NOTE: I always recommend starting off with a small lot size (like micro lots), to manage our risk better with each trade we take.

#### So, what is the best lot size when taking a Forex trade?

Well first, this depends entirely on your portfolio value.

And second, it depends on how much of your portfolio you’re willing to risk per trade.

#### Here’s how to choose your best lot size with a Forex trade

Let’s say you have a R50,000 portfolio and you only want to risk a maximum of 2% (R,1000) in your trade.
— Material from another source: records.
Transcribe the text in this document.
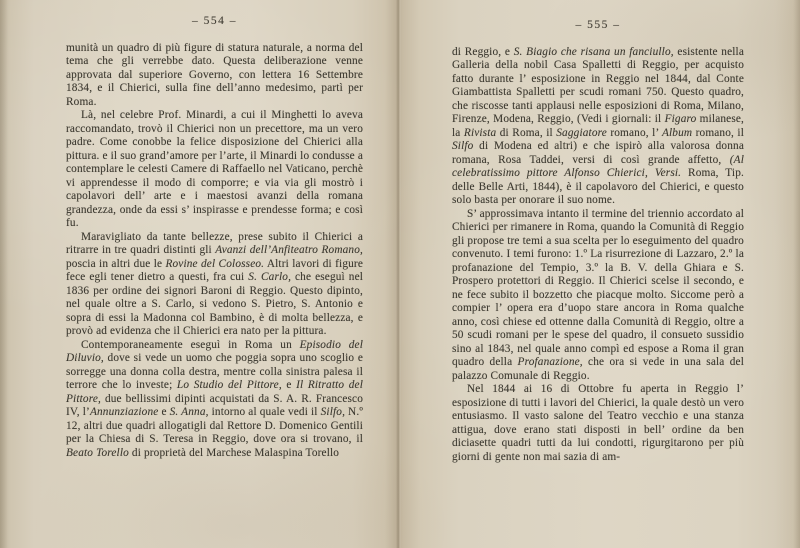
– 554 –

munità un quadro di più figure di statura naturale, a norma del tema che gli verrebbe dato. Questa deliberazione venne approvata dal superiore Governo, con lettera 16 Settembre 1834, e il Chierici, sulla fine dell’anno medesimo, partì per Roma.

Là, nel celebre Prof. Minardi, a cui il Minghetti lo aveva raccomandato, trovò il Chierici non un precettore, ma un vero padre. Come conobbe la felice disposizione del Chierici alla pittura. e il suo grand’amore per l’arte, il Minardi lo condusse a contemplare le celesti Camere di Raffaello nel Vaticano, perchè vi apprendesse il modo di comporre; e via via gli mostrò i capolavori dell’ arte e i maestosi avanzi della romana grandezza, onde da essi s’ inspirasse e prendesse forma; e così fu.

Maravigliato da tante bellezze, prese subito il Chierici a ritrarre in tre quadri distinti gli Avanzi dell’Anfiteatro Romano, poscia in altri due le Rovine del Colosseo. Altri lavori di figure fece egli tener dietro a questi, fra cui S. Carlo, che eseguì nel 1836 per ordine dei signori Baroni di Reggio. Questo dipinto, nel quale oltre a S. Carlo, si vedono S. Pietro, S. Antonio e sopra di essi la Madonna col Bambino, è di molta bellezza, e provò ad evidenza che il Chierici era nato per la pittura.

Contemporaneamente eseguì in Roma un Episodio del Diluvio, dove si vede un uomo che poggia sopra uno scoglio e sorregge una donna colla destra, mentre colla sinistra palesa il terrore che lo investe; Lo Studio del Pittore, e Il Ritratto del Pittore, due bellissimi dipinti acquistati da S. A. R. Francesco IV, l’Annunziazione e S. Anna, intorno al quale vedi il Silfo, N.º 12, altri due quadri allogatigli dal Rettore D. Domenico Gentili per la Chiesa di S. Teresa in Reggio, dove ora si trovano, il Beato Torello di proprietà del Marchese Malaspina Torello

– 555 –

di Reggio, e S. Biagio che risana un fanciullo, esistente nella Galleria della nobil Casa Spalletti di Reggio, per acquisto fatto durante l’ esposizione in Reggio nel 1844, dal Conte Giambattista Spalletti per scudi romani 750. Questo quadro, che riscosse tanti applausi nelle esposizioni di Roma, Milano, Firenze, Modena, Reggio, (Vedi i giornali: il Figaro milanese, la Rivista di Roma, il Saggiatore romano, l’ Album romano, il Silfo di Modena ed altri) e che ispirò alla valorosa donna romana, Rosa Taddei, versi di così grande affetto, (Al celebratissimo pittore Alfonso Chierici, Versi. Roma, Tip. delle Belle Arti, 1844), è il capolavoro del Chierici, e questo solo basta per onorare il suo nome.

S’ approssimava intanto il termine del triennio accordato al Chierici per rimanere in Roma, quando la Comunità di Reggio gli propose tre temi a sua scelta per lo eseguimento del quadro convenuto. I temi furono: 1.º La risurrezione di Lazzaro, 2.º la profanazione del Tempio, 3.º la B. V. della Ghiara e S. Prospero protettori di Reggio. Il Chierici scelse il secondo, e ne fece subito il bozzetto che piacque molto. Siccome però a compier l’ opera era d’uopo stare ancora in Roma qualche anno, così chiese ed ottenne dalla Comunità di Reggio, oltre a 50 scudi romani per le spese del quadro, il consueto sussidio sino al 1843, nel quale anno compì ed espose a Roma il gran quadro della Profanazione, che ora si vede in una sala del palazzo Comunale di Reggio.

Nel 1844 ai 16 di Ottobre fu aperta in Reggio l’ esposizione di tutti i lavori del Chierici, la quale destò un vero entusiasmo. Il vasto salone del Teatro vecchio e una stanza attigua, dove erano stati disposti in bell’ ordine da ben diciasette quadri tutti da lui condotti, rigurgitarono per più giorni di gente non mai sazia di am-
Here are the trade specifics:

Currency: USD/ZAR
Action: Buy (go long)
Entry: 18.95
Stop loss: 18.00
Take profit: 20.40

With this information we can now, calculate the number of micro lots you would have bought in your Forex trade.

#### 3 Steps to calculate the number of micro-lots using the 2% rule

Step #1: Calculate the loss in pips

First, we have to found out how many pips we are willing to risk between the entry and stop loss price levels…

Loss in pips = (Entry – Stop loss)
= (R18.9500 – R18.00)
= 0.9500

This means, we’re willing to risk 9,500 pips (10,000 X 0.95) in our trade…

Step #2: Rands risked per micro lot

If you remember in the table, the rands risked per pip (pip value) is R0.10.

This means, every one pip that moves against or for you, you’ll lose or make 10 cents.

And we know that we’re willing to risk 9,500 pips in this trade (step 1).

This means our rands risked per micro lot is R950. (9,500 pips X R0.10)

Step #3: Calculate the number of micro lots

Finally, we have the two values we need to calculate the number of micro lots to buy.

Rands risked per trade = R1,000 (2% of R50,000 portfolio).

Rands risked per micro lot = R950

Now we simply divide the two and we’ll get our answer…

Number of micro lots =

= (Rands risked per trade ÷ Rands risked per micro lot
= (R1,000 ÷ R950)
= 1.05

So, in your platform, you’ll simply type in 1.05 and that’s how many micro lots you’ll need to trade to risk 2% of your R50,000.

Now you know how to calculate the micro lot size when you trade Forex.